Carrollton’s first Pride event ‘couldn’t have gone better,’ organizer Bob McCranie says

TAMMYE NASH | Managing Editor
nash@dallasvoice.com

“If I ever suggest getting a bucket of chicken and going to the park for a picnic, knock me in the head,” Bob McCranie said this week, joking about how what started as a simple picnic in a Carrollton park to celebrate Pride Month and encourage people to get out and vote in the city’s runoff election turned into Carrollton Pride.

It really all started with the city elections in early May. The races for Place 1, Place 5 and Place 7 “all had strong chances of going to runoffs,” McCrainie said, and he knew that if that happened, the key to an ultimate victory would lie — as is often the case — in voter turnout in the runoffs.

As it happened, Steve Babick won the Place 1 council seat without a runoff. But Nancy Kline and Annette Reese were in a runoff for Place 5, while Rusty Pendleton and Michelle Ocker made the runoff for Place 7. So McCranie approached a friend with the city and asked about requirements for using a city park for a picnic. After it was “subtly suggested” that he not try to use the city park — “and I’m still not sure why” — McCranie asked about using the field west of the Horizons Unitarian Universalist Church for the picnic. “Then we said, ‘You know what, forget about the field. With all this rain, it might be really wet. Can we use part of your parking lot?’ And they said sure.”

McCranie is a Realtor and owner of Texas Pride Realty. Since he was primarily footing the bill for this little Pride picnic, he figured it was only fair that Texas Pride Realty have a booth at the event. Then one booth turned into five booths. And five booths turned into 40 booths, plus a food truck and even an ice cream truck.

In the end, he said, “I’m guessing around 600 people showed up. We filled that parking lot up easily. It could not have gone better.”

Mayor Kevin Falconer was there, along with “about half the council. The mayor pro-tem [Steve Babick] even opened the event.” The council also approved a proclamation honoring Pride in Carrollton.

“I have never done anything on this scale before, and we threw it all together in just 47 days. It took a lot of preparation and last-minute planning, but it was totally worth it. Everyone had a great time,” McCranie said.

“After 18 months [of COVID-19 and the resulting quarantine], our community really needed to get out and see each other again. And this just happened in the right spot at the right time,” he continued. “After four years of Trump and 18 months of COVID, our whole country is in flux, trying to get back to some semblance of normal. And everybody just needed that release.”

For McCranie, who remembers what happened when he first moved to Carrollton and became active in city politics, Saturday’s Carrollton Pride celebration was even sweeter.

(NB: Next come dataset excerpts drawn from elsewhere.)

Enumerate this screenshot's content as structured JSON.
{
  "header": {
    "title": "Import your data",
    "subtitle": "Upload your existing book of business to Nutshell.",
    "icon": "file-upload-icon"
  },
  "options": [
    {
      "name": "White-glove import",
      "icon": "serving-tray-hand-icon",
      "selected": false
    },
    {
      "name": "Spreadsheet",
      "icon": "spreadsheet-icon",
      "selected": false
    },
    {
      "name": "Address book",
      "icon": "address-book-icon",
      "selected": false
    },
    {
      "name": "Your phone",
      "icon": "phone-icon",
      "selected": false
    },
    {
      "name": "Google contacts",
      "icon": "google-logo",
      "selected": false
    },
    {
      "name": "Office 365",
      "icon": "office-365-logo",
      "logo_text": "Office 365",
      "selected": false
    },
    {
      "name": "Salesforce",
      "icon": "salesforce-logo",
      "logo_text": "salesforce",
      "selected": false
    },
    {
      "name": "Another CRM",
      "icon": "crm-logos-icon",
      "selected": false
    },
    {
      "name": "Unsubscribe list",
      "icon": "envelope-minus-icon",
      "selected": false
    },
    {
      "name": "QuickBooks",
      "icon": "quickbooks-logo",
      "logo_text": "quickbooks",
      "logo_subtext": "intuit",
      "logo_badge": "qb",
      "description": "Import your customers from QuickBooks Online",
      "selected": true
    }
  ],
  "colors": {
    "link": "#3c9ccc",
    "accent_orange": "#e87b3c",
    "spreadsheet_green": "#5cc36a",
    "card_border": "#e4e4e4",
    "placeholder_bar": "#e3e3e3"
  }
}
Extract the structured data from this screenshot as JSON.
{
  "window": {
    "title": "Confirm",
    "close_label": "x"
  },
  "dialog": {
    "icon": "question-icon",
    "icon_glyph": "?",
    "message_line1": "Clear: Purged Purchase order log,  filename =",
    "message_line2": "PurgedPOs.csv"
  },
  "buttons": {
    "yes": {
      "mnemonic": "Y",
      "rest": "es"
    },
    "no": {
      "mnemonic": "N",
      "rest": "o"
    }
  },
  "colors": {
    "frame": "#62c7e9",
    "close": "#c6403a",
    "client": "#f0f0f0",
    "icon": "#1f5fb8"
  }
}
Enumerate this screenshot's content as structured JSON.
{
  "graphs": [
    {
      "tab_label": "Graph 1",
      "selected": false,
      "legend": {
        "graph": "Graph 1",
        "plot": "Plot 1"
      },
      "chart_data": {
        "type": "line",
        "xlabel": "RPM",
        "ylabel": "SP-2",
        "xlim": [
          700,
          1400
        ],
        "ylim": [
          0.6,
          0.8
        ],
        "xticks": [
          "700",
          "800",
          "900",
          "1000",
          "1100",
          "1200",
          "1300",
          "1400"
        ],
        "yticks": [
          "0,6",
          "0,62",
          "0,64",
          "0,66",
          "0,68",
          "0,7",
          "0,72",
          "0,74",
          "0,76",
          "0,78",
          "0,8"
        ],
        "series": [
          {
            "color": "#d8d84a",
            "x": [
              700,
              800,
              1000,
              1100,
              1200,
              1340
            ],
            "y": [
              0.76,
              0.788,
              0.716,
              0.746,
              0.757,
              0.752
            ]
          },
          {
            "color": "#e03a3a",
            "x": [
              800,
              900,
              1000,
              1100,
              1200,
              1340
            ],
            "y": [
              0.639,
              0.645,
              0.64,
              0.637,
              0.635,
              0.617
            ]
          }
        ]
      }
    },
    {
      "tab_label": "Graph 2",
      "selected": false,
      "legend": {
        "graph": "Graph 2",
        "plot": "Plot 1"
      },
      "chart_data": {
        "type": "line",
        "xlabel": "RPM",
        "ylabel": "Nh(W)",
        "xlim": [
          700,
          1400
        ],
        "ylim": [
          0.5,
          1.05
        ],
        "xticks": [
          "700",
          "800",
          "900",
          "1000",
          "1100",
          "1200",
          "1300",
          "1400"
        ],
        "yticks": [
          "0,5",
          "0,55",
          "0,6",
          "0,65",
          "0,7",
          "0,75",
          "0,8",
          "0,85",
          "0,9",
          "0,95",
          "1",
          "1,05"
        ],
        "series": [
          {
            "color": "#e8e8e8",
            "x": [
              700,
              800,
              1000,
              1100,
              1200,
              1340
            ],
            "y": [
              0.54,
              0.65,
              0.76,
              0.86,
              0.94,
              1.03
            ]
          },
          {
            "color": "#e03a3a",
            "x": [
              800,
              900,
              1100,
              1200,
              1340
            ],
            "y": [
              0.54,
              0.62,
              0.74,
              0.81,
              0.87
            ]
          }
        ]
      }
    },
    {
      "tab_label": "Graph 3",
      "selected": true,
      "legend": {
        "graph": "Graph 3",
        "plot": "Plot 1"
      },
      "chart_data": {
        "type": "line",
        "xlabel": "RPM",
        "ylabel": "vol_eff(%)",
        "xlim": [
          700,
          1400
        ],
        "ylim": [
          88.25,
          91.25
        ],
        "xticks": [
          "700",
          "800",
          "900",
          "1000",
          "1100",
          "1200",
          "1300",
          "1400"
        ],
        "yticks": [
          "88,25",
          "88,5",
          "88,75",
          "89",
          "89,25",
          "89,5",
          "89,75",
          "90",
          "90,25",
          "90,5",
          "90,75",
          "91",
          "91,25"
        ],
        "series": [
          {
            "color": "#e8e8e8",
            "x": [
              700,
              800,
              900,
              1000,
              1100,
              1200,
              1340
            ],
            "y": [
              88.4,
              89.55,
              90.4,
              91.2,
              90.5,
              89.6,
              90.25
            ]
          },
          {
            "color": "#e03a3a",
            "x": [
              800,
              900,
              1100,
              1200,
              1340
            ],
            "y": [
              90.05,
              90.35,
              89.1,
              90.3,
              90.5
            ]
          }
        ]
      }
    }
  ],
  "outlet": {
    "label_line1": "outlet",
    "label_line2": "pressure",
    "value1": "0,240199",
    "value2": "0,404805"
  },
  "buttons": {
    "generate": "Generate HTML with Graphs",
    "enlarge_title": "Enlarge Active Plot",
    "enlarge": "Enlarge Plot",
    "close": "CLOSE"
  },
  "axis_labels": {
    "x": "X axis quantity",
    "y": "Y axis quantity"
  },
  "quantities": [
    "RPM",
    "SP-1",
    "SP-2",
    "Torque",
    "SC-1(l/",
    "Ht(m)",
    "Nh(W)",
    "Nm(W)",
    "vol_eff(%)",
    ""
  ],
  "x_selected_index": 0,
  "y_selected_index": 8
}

“In 2003, when I moved here, nobody was doing LGBTQ work outside The Loop [I-635],” he said, recalling how, when he started volunteering to work the polls at city elections, letters started going around calling on officials to get rid of “Gay Bob.” He also recalled how, when then-Mayor Becky Miller participated in Dallas’ Alan Ross Texas Freedom Parade, Carrollton residents started circulating petitions calling on the council to pass a law prohibiting city officials from participating in Pride events again.

“In 18 years, to go from all the threatening letters and the petitions and ‘Get rid of Gay Bob’ to this event, it’s just amazing. It all just clicked,” McCranie said. “And this shows, too, that Pride doesn’t have to be some mega-monolithic event. It truly can be just a bucket of chicken in the park!

“Now it’s time to start planning for next year.”